Young, para envidia de muchos, me parece uno de los músicos que de mejor manera ha sabido reinventarse y mostrarnos distintos perfiles en una carrera que ya alcanza quién sabe cuántas décadas de trabajo comprometido. En ese sentido, me recuerda a otros compositores que también, al diversificarse, le ofrecen nuevas posibilidades a su trabajo. Mencionaré a Elvis Costello, David Byrne y Van Morrison.

Una carta a casa

A Letter Home, el disco que recién ha producido Young, simboliza una singular aventura, perpetrada de la mano de Jack White, misma que resumo a continuación. Resulta que White —otro talento con un gusto insistente por reinventarse— adquirió una máquina extraña: una Voice-O-Graph.
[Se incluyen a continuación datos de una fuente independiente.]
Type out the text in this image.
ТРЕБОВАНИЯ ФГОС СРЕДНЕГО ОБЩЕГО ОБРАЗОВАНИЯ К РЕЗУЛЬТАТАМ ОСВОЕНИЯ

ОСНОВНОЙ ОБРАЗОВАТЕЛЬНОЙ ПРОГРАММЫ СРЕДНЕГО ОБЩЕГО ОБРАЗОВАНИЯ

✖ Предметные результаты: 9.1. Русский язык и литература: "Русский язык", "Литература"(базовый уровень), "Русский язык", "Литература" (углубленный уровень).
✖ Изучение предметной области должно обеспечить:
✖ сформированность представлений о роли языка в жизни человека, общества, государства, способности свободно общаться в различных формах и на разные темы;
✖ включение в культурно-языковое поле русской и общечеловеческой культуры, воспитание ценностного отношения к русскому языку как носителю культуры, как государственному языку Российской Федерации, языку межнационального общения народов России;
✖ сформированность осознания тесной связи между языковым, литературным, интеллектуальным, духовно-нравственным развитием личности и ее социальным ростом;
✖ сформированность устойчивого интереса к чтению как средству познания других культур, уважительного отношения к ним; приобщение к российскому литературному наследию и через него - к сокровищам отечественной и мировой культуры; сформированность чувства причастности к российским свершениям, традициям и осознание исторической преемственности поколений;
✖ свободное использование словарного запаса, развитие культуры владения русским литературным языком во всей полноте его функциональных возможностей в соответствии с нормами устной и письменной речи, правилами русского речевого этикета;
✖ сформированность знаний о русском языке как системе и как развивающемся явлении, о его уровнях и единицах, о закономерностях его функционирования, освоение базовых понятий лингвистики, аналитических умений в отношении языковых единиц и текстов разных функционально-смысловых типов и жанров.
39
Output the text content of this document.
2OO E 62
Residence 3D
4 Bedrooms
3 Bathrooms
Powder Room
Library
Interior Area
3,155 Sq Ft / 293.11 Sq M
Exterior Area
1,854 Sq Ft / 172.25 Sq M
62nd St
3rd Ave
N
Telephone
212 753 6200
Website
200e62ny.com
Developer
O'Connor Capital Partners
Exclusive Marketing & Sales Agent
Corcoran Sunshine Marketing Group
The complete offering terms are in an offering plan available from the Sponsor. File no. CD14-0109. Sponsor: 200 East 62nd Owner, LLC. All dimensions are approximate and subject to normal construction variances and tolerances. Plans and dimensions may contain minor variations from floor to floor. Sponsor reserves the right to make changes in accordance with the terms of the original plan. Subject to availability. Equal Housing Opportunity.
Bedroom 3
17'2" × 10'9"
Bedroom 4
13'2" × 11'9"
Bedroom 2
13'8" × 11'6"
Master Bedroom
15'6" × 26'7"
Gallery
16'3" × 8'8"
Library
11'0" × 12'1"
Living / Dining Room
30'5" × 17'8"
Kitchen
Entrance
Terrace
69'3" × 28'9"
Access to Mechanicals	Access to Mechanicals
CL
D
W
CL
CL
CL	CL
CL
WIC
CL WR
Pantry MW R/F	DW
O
Se trata de una especie de cabina telefónica con un micrófono en su interior que registra el sonido de quien lo desee. Quizás por el carácter nostálgico que innegablemente tiene la voz de Young, es que White le planteó producirle un disco utilizando esta especie de máquina del tiempo. Sobra decir que a Young le encantó la idea y puso manos a la obra.

A Letter Home resulta un disco de once canciones, grabado en esas condiciones. Una selección de favoritas de Young, de la autoría de otros colegas, que además se ha convertido en una extraña y confesional carta a su madre muerta. Su texto de introducción, que llega a los dos minutos, es un relato en el que Young recuenta pasajes de su infancia, de los días en que ambos —él y su madre— veían el reporte del tiempo en la TV de casa.

De la misma manera, Young aprovecha la ocasión para ponerla al día en lo que respecta a su vida y el proyecto que ahora está realizando. “Así que te quiero, y espero que todos estén muy bien allá arriba, y no te olvides de hablar ya con papa. Adiós…”, puntualiza el cantante antes de dar inicio a ese recital íntimo, en el que ocasionalmente vuelve a dirigirse a ella.

“Girl From The North Country” de Dylan, “Crazy” de Willie Nelson —la misma que popularizó Patsy Cline—, “My Hometown” de Bruce Springsteen, entre otras, son las selecciones de Young en este experimento que no puede esconder el espíritu lúdico y cómplice que comparte con Jack White, quien acierta al elegir al autor de “Heart of Gold” para llevarlo a cabo, un músico que incluso en estas condiciones arcaicas de producción, consiguen generar un sentimiento profundo, poderoso y convincente en sus interpretaciones.

“Hey, ma, soy yo de nuevo”, exclama Young a mitad de la grabación. Enseguida, agrega lo siguiente: “Jack y yo hemos descubierto un puñado de las canciones viejas, redescubrimos todas las canciones que yo solía cantar cuando estábamos juntos. ¿Sabes? Los discos que acostumbraba tocar…” Acto seguido, suenan los primeros acordes de “Reason to Believe” de Tim Hardin —que tan bien cantara Rod Stewart en los setenta—, en una interpretación desnuda, con armónica, piano y voz que, como el resto de las que contiene A Letter Home, es una muestra más de la pasión que guarda Young —y White por añadidura— al arte de la canción, a esta rudimentaria herramienta humana que acompaña, reconforta e inspira a quien le preste el oído.